The cyber-security industry in the UK post Brexit

The cyber-security industry in the UK post Brexit

Today’s cyber-security landscape

The cyber-security challenge within the UK is dual-faceted – not only are the amount of attacks increasing, we are also facing a cyber skills shortage where the time to hire new employees is regularly upwards of 6 months and in many cases a potential employee with the required skills doesn’t exist to hire. The 2015 Global Cybersecurity Status Report by ISACA found that an overwhelming 87% of UK business and IT professionals feel there is a shortage of cybersecurity professionals, and worryingly, only 34% of professionals would say they are prepared for a cyberattack.

One of the key aims of the Vote Leave campaign was to reduce immigration into the UK by removing the freedom of travel guaranteed under the EU Schengen Agreement. The result of this is that Brexit now places an even greater strain on the UK’s recruitment for skilled cyber defence professionals. In November 2015, cyber security was added to the UK skills shortage register, allowing those from outside the EU or without the right to work here, to apply for a working visa assuming they can meet the skill criteria. It is possible that this would be extended to EU citizens post-Brexit. However, the time that it will take for this to be arranged, alongside the paperwork and salaries required to attract the right people will cost the industry heavily at a time when it needs protection most.

The Brexit fall-out

According to the Lisbon treaty, it takes a maximum of 2 years for a country to withdraw from the European Union. Assuming it takes the UK the maximum time to leave the EU, it will become independent in June 2018.  The incoming EU General Data Protection Regulation (GDPR), likely to take effect in April 2018, requires companies to notify the EU government of data breaches within 72 hours. Consequently, Brexit combined with the incoming regulatory changes has left many in the UK wondering what they need to do to remain compliant.

It is important to remember that despite our intended withdrawal prior to the initiation of GDPR, UK companies will still be held responsible by the GDPR. The European continent has and will continue to be a huge source of customers and trade for UK based companies, and the GDPR expects European levels of protection to be applied by all companies that store data on EU Citizens. Any companies failing to do this, and failing to report a breach within 72 hours will face a fine of up to €100,000 or 4% of their total annual revenue – whichever is greater. Additionally, the European Court of Justice (ECJ) has shown a repeated commitment through the invalidation of Safe Harbour to guarantee the protection of EU citizen data wherever it may be stored. The UK will now likely have to negotiate its own version of Safe Harbour, containing large concessions and regulations on data protection.

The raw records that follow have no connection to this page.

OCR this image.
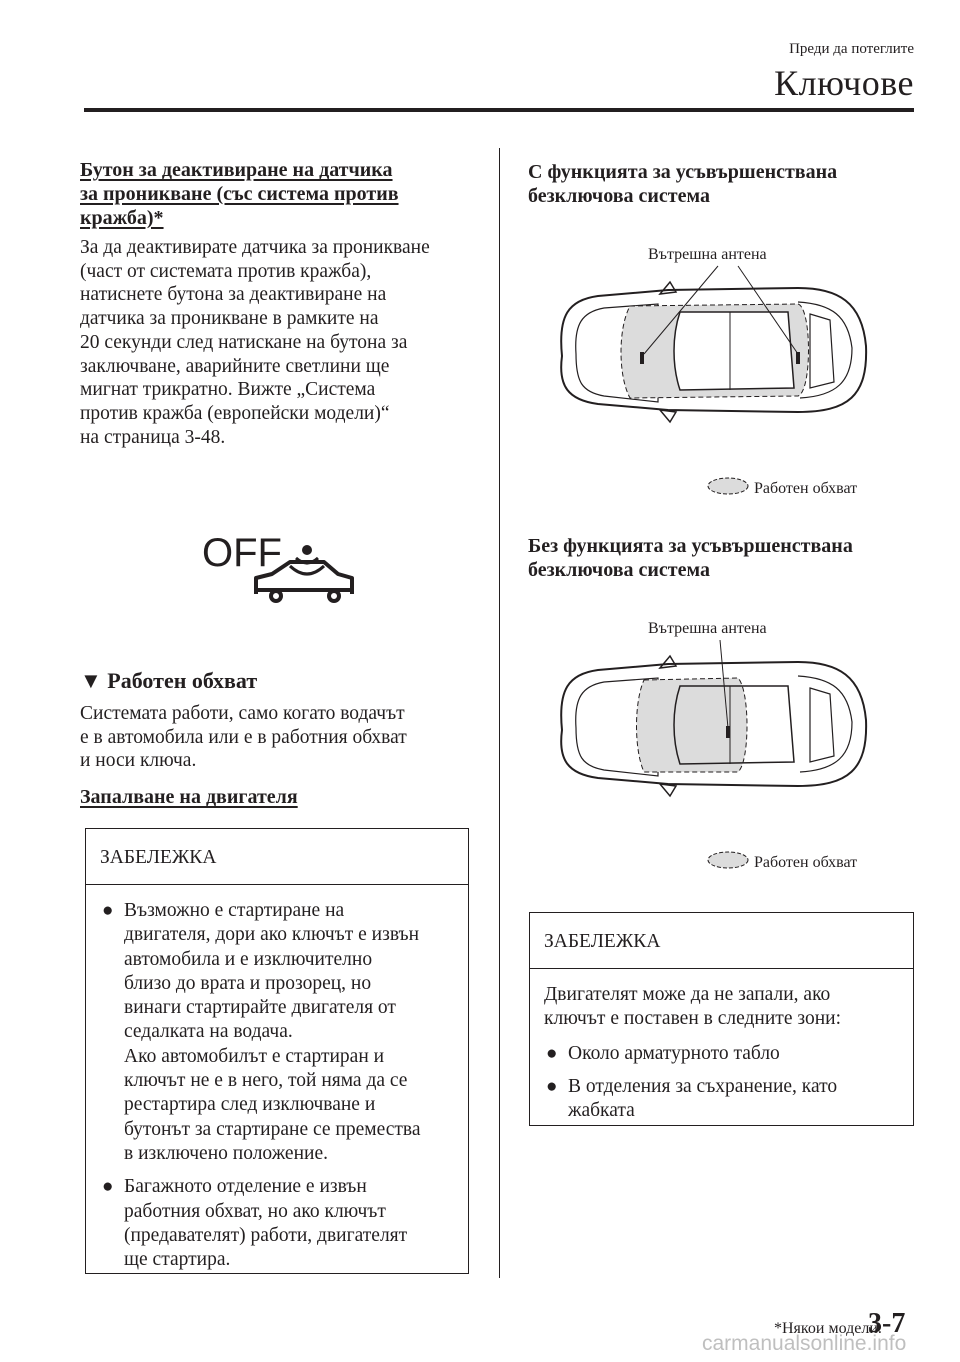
Преди да потеглите
Ключове
Бутон за деактивиране на датчика
за проникване (със система против
кражба)*
За да деактивирате датчика за проникване
(част от системата против кражба),
натиснете бутона за деактивиране на
датчика за проникване в рамките на
20 секунди след натискане на бутона за
заключване, аварийните светлини ще
мигнат трикратно. Вижте „Система
против кражба (европейски модели)“
на страница 3-48.
OFF
▼ Работен обхват
Системата работи, само когато водачът
е в автомобила или е в работния обхват
и носи ключа.
Запалване на двигателя
ЗАБЕЛЕЖКА
● Възможно е стартиране на
двигателя, дори ако ключът е извън
автомобила и е изключително
близо до врата и прозорец, но
винаги стартирайте двигателя от
седалката на водача.
Ако автомобилът е стартиран и
ключът не е в него, той няма да се
рестартира след изключване и
бутонът за стартиране се премества
в изключено положение.
● Багажното отделение е извън
работния обхват, но ако ключът
(предавателят) работи, двигателят
ще стартира.
С функцията за усъвършенствана
безключова система
Вътрешна антена
Работен обхват
Без функцията за усъвършенствана
безключова система
Вътрешна антена
Работен обхват
ЗАБЕЛЕЖКА
Двигателят може да не запали, ако
ключът е поставен в следните зони:
● Около арматурното табло
● В отделения за съхранение, като
жабката
*Някои модели.
3-7
carmanualsonline.info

Following the recent passing of the Investigatory Powers Bill (IPB) by The House of Commons, many are now questioning the extent to which the UK can actually be trusted to hold consumer data. However, the incoming IPB legalises the government’s right to mass surveillance and data collection, and will likely fall foul of any agreements under Safe Harbour or its replacement dubbed “Privacy Shield”. This could prove to be a deal breaker and lead to widespread loss of business for UK companies that are no longer able to operate in the EU.

Some may hope that a new UK/EU data relationship will mirror that of the EU with Norway and Switzerland. Both have free access to European data despite not being a member of the EU as they have both implemented all existing EU Data Protection Directives. This means that the European Commission has judged that their data protection laws are adequate for protecting the rights of EU citizens, something that the IPB might conflict with. So, it’s likely that UK companies will have to comply with the GDPR regardless of Brexit, or we will see a mass exodus of data centres and other data storage companies to mainland Europe.

Borders and data sharing

One of the big questions raised by Brexit is how easy will it be for collaborative data sharing projects to continue once the UK leaves Europe? Information sharing projects are vital to the UK’s cyber defence strategy; sharing and pooling knowledge to tackle threats faster and with a higher success rate. This strategy is proving successful in the UK, with the National Crime Agency reporting that over 30,000 scenarios were shared amongst internet hosting companies and by applying this insight to existing defences, resulted in an average of 12% fewer breaches. Post-Brexit, a new relationship will now be required to unite European wide police, data sharing, and cyber security initiatives.

Conclusion

When considering the challenges of Brexit in the context of the UK cyber security industry there is clearly a large amount of confusion about possible outcomes. The landscape for cyber security companies in the UK will undoubtedly shift towards increased consumer protection and more stringent requirements for compliance and data protection.

What is unclear is whether this will be due to necessary compliance with the GDPR so the UK can continue to store EU citizens’ data, or if it will be due to requirements agreed in alternative negotiations entered into by the UK to enable data sharing without the need for EU membership. However, regardless of the cause, the next two years will see the UK cyber security industry face big compliance and data protection challenges. To meet these in the face of the cyber skills shortage, companies must ensure they are prepared to implement the necessary steps to continue operating and meet the requirements of changing legislation to avoid catastrophe.